Skins series 2 in review

If you're a fan of "Skins," you probably noticed the lack of posts after the second season premiere. What happened was, I got several episodes behind, and would always get a few sentences into a multi-ep review post before I got sidetracked. Eventually, I decided to just wait until the season was over, especially since so many of the commenters were people who had seen the whole thing ahead of me. So, after the jump, some general thoughts on the final storylines for Tony, Sid, Chris and company...

I'd heard and read so many vague but ominous warnings about the direction of series 2 that my expectations were sufficiently lowered for me to enjoy most of it. But I can see where the complaints were coming from, as the show takes a turn into much more adult territory. That's not "adult" as in "adult content -- how much more adult could "Skins" get after the sexcapades of the first series? -- but as in the characters all started acting like adults. Parents either died, ran off, or proved themselves so oblivious that most of the kids had to grow up in a hurry and fend for themselves.

Between the abandonment issues, several tragedies (particularly the death of Chris) and the introduction of the very troubled Sketch (whose brief imprisonment of her ill mother saw the show veering into Stephen King territory), this was a much bleaker series than the first, with the carefree moments far less frequent and usually interrupted by another piece of bad news.

Now, there were times when all the misery felt like piling on -- the death of Sid's dad in particular triggered an "Oh, come on!" reaction -- but I thought it was all wonderfully played by the young ensemble.
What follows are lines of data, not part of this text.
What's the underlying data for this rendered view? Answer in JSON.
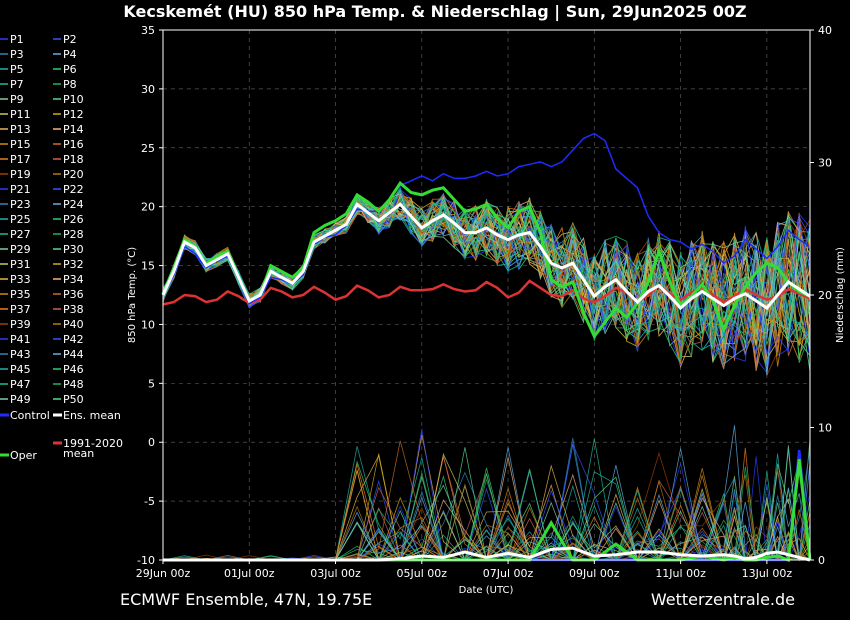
{
  "chart_data": {
    "type": "line",
    "title": "Kecskemét  (HU)  850 hPa Temp. & Niederschlag | Sun, 29Jun2025 00Z",
    "xlabel": "Date (UTC)",
    "ylabel_left": "850 hPa Temp. (°C)",
    "ylabel_right": "Niederschlag (mm)",
    "x_ticks": [
      "29Jun 00z",
      "01Jul 00z",
      "03Jul 00z",
      "05Jul 00z",
      "07Jul 00z",
      "09Jul 00z",
      "11Jul 00z",
      "13Jul 00z"
    ],
    "x_range_days": [
      0,
      15
    ],
    "y_left_range": [
      -10,
      35
    ],
    "y_left_ticks": [
      -10,
      -5,
      0,
      5,
      10,
      15,
      20,
      25,
      30,
      35
    ],
    "y_right_range": [
      0,
      40
    ],
    "y_right_ticks": [
      0,
      10,
      20,
      30,
      40
    ],
    "grid": true,
    "legend": {
      "placement": "left",
      "members": [
        "P1",
        "P2",
        "P3",
        "P4",
        "P5",
        "P6",
        "P7",
        "P8",
        "P9",
        "P10",
        "P11",
        "P12",
        "P13",
        "P14",
        "P15",
        "P16",
        "P17",
        "P18",
        "P19",
        "P20",
        "P21",
        "P22",
        "P23",
        "P24",
        "P25",
        "P26",
        "P27",
        "P28",
        "P29",
        "P30",
        "P31",
        "P32",
        "P33",
        "P34",
        "P35",
        "P36",
        "P37",
        "P38",
        "P39",
        "P40",
        "P41",
        "P42",
        "P43",
        "P44",
        "P45",
        "P46",
        "P47",
        "P48",
        "P49",
        "P50"
      ],
      "control_label": "Control",
      "mean_label": "Ens. mean",
      "oper_label": "Oper",
      "clim_label_1": "1991-2020",
      "clim_label_2": "mean"
    },
    "member_colors": [
      "#2a3cff",
      "#3355ff",
      "#2e86c1",
      "#5dade2",
      "#20b2aa",
      "#2ecc71",
      "#1abc9c",
      "#27ae60",
      "#7dcea0",
      "#58d68d",
      "#c8c85a",
      "#d4ac0d",
      "#e6b450",
      "#f0b27a",
      "#d68910",
      "#ca6f1e",
      "#e67e22",
      "#cd6155",
      "#a04000",
      "#b9770e"
    ],
    "temperature": {
      "x_days": [
        0,
        0.25,
        0.5,
        0.75,
        1,
        1.25,
        1.5,
        1.75,
        2,
        2.25,
        2.5,
        2.75,
        3,
        3.25,
        3.5,
        3.75,
        4,
        4.25,
        4.5,
        4.75,
        5,
        5.25,
        5.5,
        5.75,
        6,
        6.25,
        6.5,
        6.75,
        7,
        7.25,
        7.5,
        7.75,
        8,
        8.25,
        8.5,
        8.75,
        9,
        9.25,
        9.5,
        9.75,
        10,
        10.25,
        10.5,
        10.75,
        11,
        11.25,
        11.5,
        11.75,
        12,
        12.25,
        12.5,
        12.75,
        13,
        13.25,
        13.5,
        13.75,
        14,
        14.25,
        14.5,
        14.75,
        15
      ],
      "ens_mean": [
        12.5,
        14.5,
        17,
        16.5,
        15,
        15.5,
        16,
        14,
        12,
        12.5,
        14.5,
        14,
        13.5,
        14.5,
        17,
        17.5,
        18,
        18.5,
        20.2,
        19.5,
        18.8,
        19.5,
        20.2,
        19.2,
        18.2,
        18.8,
        19.3,
        18.6,
        17.8,
        17.8,
        18.2,
        17.6,
        17.2,
        17.6,
        17.8,
        16.6,
        15.2,
        14.8,
        15.2,
        13.8,
        12.4,
        13.2,
        13.8,
        12.8,
        11.9,
        12.8,
        13.3,
        12.4,
        11.4,
        12.2,
        12.8,
        12.2,
        11.6,
        12.2,
        12.6,
        12.0,
        11.4,
        12.5,
        13.6,
        13.0,
        12.4
      ],
      "oper": [
        12.6,
        14.8,
        17.2,
        16.6,
        15.2,
        15.8,
        16.2,
        14.0,
        12.0,
        12.5,
        15.0,
        14.5,
        14.0,
        14.8,
        17.8,
        18.4,
        18.8,
        19.4,
        21.0,
        20.4,
        19.6,
        20.6,
        22.0,
        21.2,
        21.0,
        21.4,
        21.6,
        20.6,
        19.6,
        19.8,
        20.2,
        19.0,
        18.2,
        19.6,
        20.0,
        17.8,
        13.8,
        13.2,
        13.6,
        11.0,
        9.0,
        10.2,
        11.4,
        10.6,
        11.8,
        13.6,
        16.2,
        13.6,
        11.6,
        12.4,
        13.4,
        12.0,
        9.6,
        11.6,
        13.2,
        14.4,
        15.2,
        14.8,
        13.6,
        12.8,
        12.4
      ],
      "control": [
        12.4,
        14.2,
        16.6,
        16.0,
        14.8,
        15.4,
        15.8,
        13.8,
        11.8,
        12.3,
        14.0,
        13.8,
        13.4,
        14.2,
        16.8,
        17.4,
        17.6,
        18.4,
        19.8,
        19.6,
        19.6,
        20.6,
        21.8,
        22.2,
        22.6,
        22.2,
        22.8,
        22.4,
        22.4,
        22.6,
        23.0,
        22.6,
        22.8,
        23.4,
        23.6,
        23.8,
        23.4,
        23.8,
        24.8,
        25.8,
        26.2,
        25.6,
        23.2,
        22.4,
        21.6,
        19.2,
        17.8,
        17.2,
        17.0,
        16.4,
        16.8,
        16.2,
        15.2,
        15.8,
        17.2,
        16.4,
        15.6,
        16.6,
        18.0,
        17.2,
        16.6
      ],
      "clim_mean": [
        11.7,
        11.9,
        12.5,
        12.4,
        11.9,
        12.1,
        12.8,
        12.4,
        11.8,
        12.1,
        13.1,
        12.8,
        12.3,
        12.5,
        13.2,
        12.7,
        12.1,
        12.4,
        13.3,
        12.9,
        12.3,
        12.5,
        13.2,
        12.9,
        12.9,
        13.0,
        13.4,
        13.0,
        12.8,
        12.9,
        13.6,
        13.1,
        12.3,
        12.7,
        13.7,
        13.1,
        12.5,
        12.4,
        12.9,
        12.2,
        11.9,
        12.4,
        13.1,
        12.7,
        11.9,
        12.5,
        13.3,
        12.6,
        12.1,
        12.7,
        13.2,
        12.5,
        11.9,
        12.4,
        13.0,
        12.5,
        12.1,
        12.4,
        13.0,
        12.6,
        12.2
      ]
    },
    "precipitation": {
      "x_days": [
        0,
        0.5,
        1,
        1.5,
        2,
        2.5,
        3,
        3.5,
        4,
        4.5,
        5,
        5.5,
        6,
        6.5,
        7,
        7.5,
        8,
        8.5,
        9,
        9.5,
        10,
        10.5,
        11,
        11.5,
        12,
        12.5,
        13,
        13.25,
        13.5,
        13.75,
        14,
        14.25,
        14.5,
        14.75,
        15
      ],
      "ens_mean": [
        0,
        0,
        0,
        0,
        0,
        0,
        0,
        0,
        0,
        0,
        0,
        0.1,
        0.3,
        0.2,
        0.6,
        0.2,
        0.5,
        0.2,
        0.8,
        0.9,
        0.3,
        0.4,
        0.6,
        0.6,
        0.4,
        0.3,
        0.4,
        0.3,
        0.1,
        0.2,
        0.5,
        0.6,
        0.4,
        0.2,
        0
      ],
      "oper": [
        0,
        0,
        0,
        0,
        0,
        0,
        0,
        0,
        0,
        0,
        0,
        0,
        0,
        0,
        0,
        0,
        0,
        0,
        2.8,
        0,
        0,
        1.2,
        0,
        0,
        0,
        0.3,
        0,
        0.2,
        0,
        0,
        0.2,
        0.3,
        0,
        7.6,
        0
      ],
      "control": [
        0,
        0,
        0,
        0,
        0,
        0,
        0,
        0,
        0,
        0,
        0,
        0,
        0,
        0,
        0,
        0,
        0,
        0,
        0,
        0,
        0,
        0,
        0,
        0,
        0,
        0,
        0,
        0,
        0,
        0,
        0,
        0,
        0,
        8.3,
        0
      ]
    }
  },
  "footer": {
    "left": "ECMWF Ensemble, 47N, 19.75E",
    "right": "Wetterzentrale.de"
  },
  "colors": {
    "background": "#000000",
    "grid": "#555555",
    "mean": "#ffffff",
    "oper": "#33dd33",
    "control": "#1f2bff",
    "clim": "#dd3333"
  }
}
I thought Hannah Murray was especially great as this dark and bitter new incarnation of Cassie, and Joe Dempsie and Larissa Wilson made Chris and Jal's attempts to play house seem somehow fitting in this world.

But I'm glad that the producers chose to do two years and out with these characters, and to re-set with a new batch of kids a few years younger, using Tony's sister Effy as the bridge point. We all know how much trouble American teen dramas run into after the characters go off to college, and the change in tone and substance in "Skins" series 2 suggests that the writers were running out of material for this gang. Better to remember them as they were, for the most part, then to see them hang around past the point of being interesting.

What did everybody else think? And are you looking forward to the new Effy-centric incarnation of the show?